How do I find the number of integer solutions ($x,y$) that satisfy the equation $y = 3x^2 + 7xy + 4y^2$? I'm looking for the number of integer solutions for this equation. This problem is from a $7$th grade math contest where you had a few minutes to answer it, but the only way to solve it I found was to find all the solutions by solving second degree equations which takes significantly more than that. Is there any way to solve this problem that, perhaps, would be easier/would get closer to that time limit? Thanks.
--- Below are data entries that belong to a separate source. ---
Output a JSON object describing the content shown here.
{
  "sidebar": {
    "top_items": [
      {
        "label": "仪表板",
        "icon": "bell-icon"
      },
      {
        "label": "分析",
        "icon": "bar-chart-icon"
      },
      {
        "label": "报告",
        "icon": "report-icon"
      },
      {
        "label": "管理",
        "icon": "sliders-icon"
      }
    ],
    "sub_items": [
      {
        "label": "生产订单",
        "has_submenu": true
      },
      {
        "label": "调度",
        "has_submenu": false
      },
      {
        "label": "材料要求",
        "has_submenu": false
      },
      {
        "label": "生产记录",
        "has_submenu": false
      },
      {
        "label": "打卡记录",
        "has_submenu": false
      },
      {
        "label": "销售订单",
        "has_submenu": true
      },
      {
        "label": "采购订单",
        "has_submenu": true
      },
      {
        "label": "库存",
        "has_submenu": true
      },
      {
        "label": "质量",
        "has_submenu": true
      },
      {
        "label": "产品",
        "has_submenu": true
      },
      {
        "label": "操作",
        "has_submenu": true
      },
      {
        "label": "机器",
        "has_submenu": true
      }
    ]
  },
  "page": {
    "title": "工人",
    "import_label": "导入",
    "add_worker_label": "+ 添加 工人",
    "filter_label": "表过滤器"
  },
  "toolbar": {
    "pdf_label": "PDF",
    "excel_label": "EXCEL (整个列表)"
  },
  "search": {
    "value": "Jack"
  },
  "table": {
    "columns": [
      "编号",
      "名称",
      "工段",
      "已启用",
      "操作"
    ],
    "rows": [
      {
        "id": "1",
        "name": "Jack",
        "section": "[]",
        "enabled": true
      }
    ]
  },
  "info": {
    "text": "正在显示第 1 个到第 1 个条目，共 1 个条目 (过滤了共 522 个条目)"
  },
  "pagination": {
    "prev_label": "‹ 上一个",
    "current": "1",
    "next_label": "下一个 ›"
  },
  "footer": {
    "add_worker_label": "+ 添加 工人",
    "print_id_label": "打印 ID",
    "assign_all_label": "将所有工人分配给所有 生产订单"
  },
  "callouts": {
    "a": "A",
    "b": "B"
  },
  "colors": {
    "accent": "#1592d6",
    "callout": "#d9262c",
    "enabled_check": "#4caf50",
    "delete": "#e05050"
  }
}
 A: Noting that the coefficient of the middle term is the sum of the other coefficients, so there is a factor $x+y$, we find the factorisation $y=(x+y)(3x+4y)$
Set $x+y=X$ and we have $y=X(3X+y)$ and $y=\cfrac {3X^2}{1-X}$ 
($X=1$ is easily eliminated, so we are not dividing by zero)
Now $X$ and $1-X$ can have no [non-trivial] factor in common, so $1-X$ must be a factor of $3$ hence $(1-X)\in \{-3, -1, 1, 3\}$
Clearly each of these possibilities does provide a solution, since the steps are reversible.
A: Say $(x,y)$ is a pair of integers satisfying $y = 3x^2 + 7xy + 4y^2$. We can rewrite this as $$4y^2 + (7x-1)y + 3x^2 = 0$$ and solving for $y$ with the quadratic formula yields $$y = \frac{1-7x \pm \sqrt{(7x-1)^2 - 48x^2}}{8} = \frac{1-7x \pm \sqrt{x^2 - 14x + 1}}{8}$$ For this to be an integer, we require $x^2 - 14x + 1$ to be a perfect square, call it $m^2$. Then $$(x-7-m)(x-7+m) = (x-7)^2 - m^2 = 48$$ Since both factors on the left hand side are integers, this has a finite number of integer solutions coming from factorizations of $48$. This readily yields all possible values of $x$ when combined with the condition that $y$ must itself be an integer.